Le conflit qui oppose l’Iran aux États-Unis et à Israël depuis neuf jours se transforme déjà en un banc d’essai pour les nouvelles technologies militaires. À l’instar de l’Ukraine, les combats mettent en avant des systèmes d’armes modernes, et les principaux groupes de défense profitent de la situation.
Le 28 février 2026, le guide suprême iranien Ali Khamenei a été tué par un missile israélien Blue Sparrow, rapporte le Wall Street Journal. Long de 6,5 mètres et pesant 1,9 tonne, ce missile est tiré depuis des chasseurs F-15. Conçu par Rafael, il faisait initialement partie d’une famille de missiles utilisés pour tester les systèmes antimissiles.
De leur côté, les forces américaines ont utilisé pour la première fois le missile tactique PrSM, lancé depuis un système HIMARS. Successeur de l’ATACMS, il offre une portée de plus de 400 km, soit un « saut quantique dans les capacités de frappe de précision », selon l’US Army. Produit par Lockheed Martin, le PrSM est au cœur d’un contrat de 4,9 milliards d’euros signé en mars 2025.
Le drone kamikaze Lucas, développé par SpektreWorks, s’inspire directement du drone iranien Shahed-136. Selon l’amiral Brad Cooper, commandant du Centcom, ces drones « à bas coût et longue portée » sont devenus « indispensables » dans le conflit.
Laboratoire de missiles
La guerre alimente les marchés financiers. Lockheed Martin a vu son action grimper de près de 3 % sur la semaine, tandis que Northrop Grumman a bondi de 6 %. Du côté israélien, Israel Aerospace Industries, Rafael et Elbit Systems enregistrent déjà des carnets de commandes remplis, avec des clients allant de l’Union européenne à l’Inde.

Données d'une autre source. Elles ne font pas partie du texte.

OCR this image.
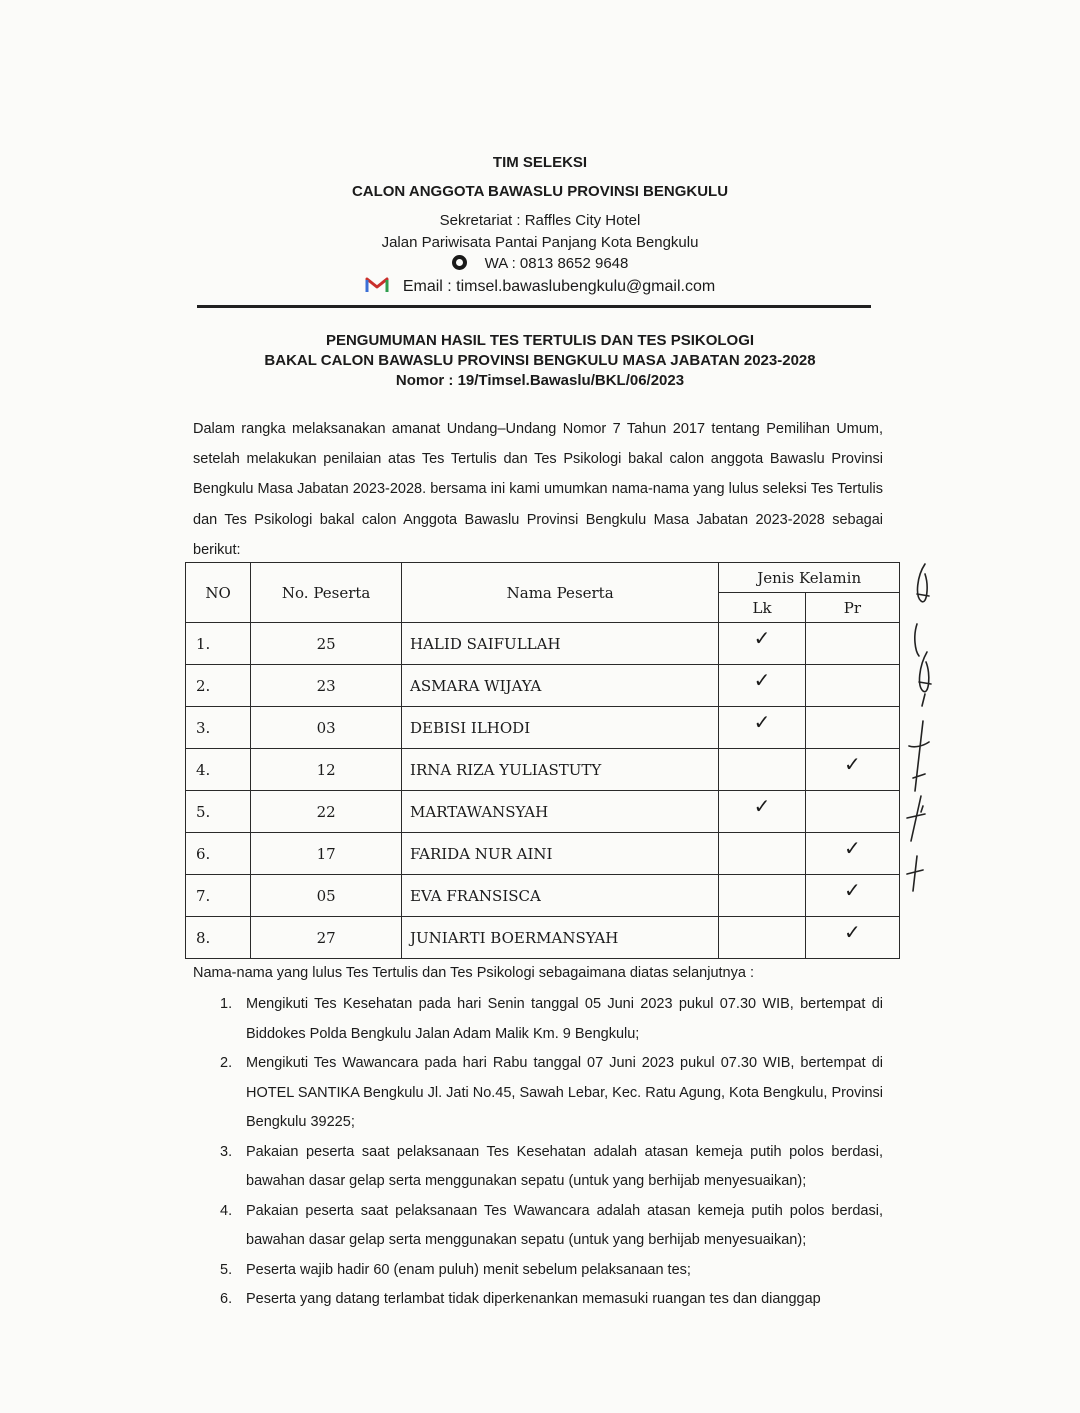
TIM SELEKSI
CALON ANGGOTA BAWASLU PROVINSI BENGKULU
Sekretariat : Raffles City Hotel
Jalan Pariwisata Pantai Panjang Kota Bengkulu
WA : 0813 8652 9648
Email : timsel.bawaslubengkulu@gmail.com
PENGUMUMAN HASIL TES TERTULIS DAN TES PSIKOLOGI
BAKAL CALON BAWASLU PROVINSI BENGKULU MASA JABATAN 2023-2028
Nomor : 19/Timsel.Bawaslu/BKL/06/2023
Dalam rangka melaksanakan amanat Undang–Undang Nomor 7 Tahun 2017 tentang Pemilihan Umum, setelah melakukan penilaian atas Tes Tertulis dan Tes Psikologi bakal calon anggota Bawaslu Provinsi Bengkulu Masa Jabatan 2023-2028. bersama ini kami umumkan nama-nama yang lulus seleksi Tes Tertulis dan Tes Psikologi bakal calon Anggota Bawaslu Provinsi Bengkulu Masa Jabatan 2023-2028 sebagai berikut:
NO	No. Peserta	Nama Peserta	Jenis Kelamin	
			Lk	Pr
1.	25	HALID SAIFULLAH	✓	
2.	23	ASMARA WIJAYA	✓	
3.	03	DEBISI ILHODI	✓	
4.	12	IRNA RIZA YULIASTUTY		✓
5.	22	MARTAWANSYAH	✓	
6.	17	FARIDA NUR AINI		✓
7.	05	EVA FRANSISCA		✓
8.	27	JUNIARTI BOERMANSYAH		✓
Nama-nama yang lulus Tes Tertulis dan Tes Psikologi sebagaimana diatas selanjutnya :
1. Mengikuti Tes Kesehatan pada hari Senin tanggal 05 Juni 2023 pukul 07.30 WIB, bertempat di Biddokes Polda Bengkulu Jalan Adam Malik Km. 9 Bengkulu;
2. Mengikuti Tes Wawancara pada hari Rabu tanggal 07 Juni 2023 pukul 07.30 WIB, bertempat di HOTEL SANTIKA Bengkulu Jl. Jati No.45, Sawah Lebar, Kec. Ratu Agung, Kota Bengkulu, Provinsi Bengkulu 39225;
3. Pakaian peserta saat pelaksanaan Tes Kesehatan adalah atasan kemeja putih polos berdasi, bawahan dasar gelap serta menggunakan sepatu (untuk yang berhijab menyesuaikan);
4. Pakaian peserta saat pelaksanaan Tes Wawancara adalah atasan kemeja putih polos berdasi, bawahan dasar gelap serta menggunakan sepatu (untuk yang berhijab menyesuaikan);
5. Peserta wajib hadir 60 (enam puluh) menit sebelum pelaksanaan tes;
6. Peserta yang datang terlambat tidak diperkenankan memasuki ruangan tes dan dianggap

Pour répondre à la demande, certains industriels américains ont accepté de quadrupler leur production après une réunion avec Donald Trump le 6 mars. Missiles, drones, chasseurs et radars déployés demontrent à la fois l’accélération technologique des conflits et l’essor économique de l’industrie de défense.
Le conflit au Moyen-Orient entre Iran, États-Unis et Israël transforme les combats en laboratoire pour les missiles, drones et autres armes high-tech. Pendant ce temps, Lockheed Martin, Rafael et d’autres géants de la défense voient leurs actions et commandes exploser.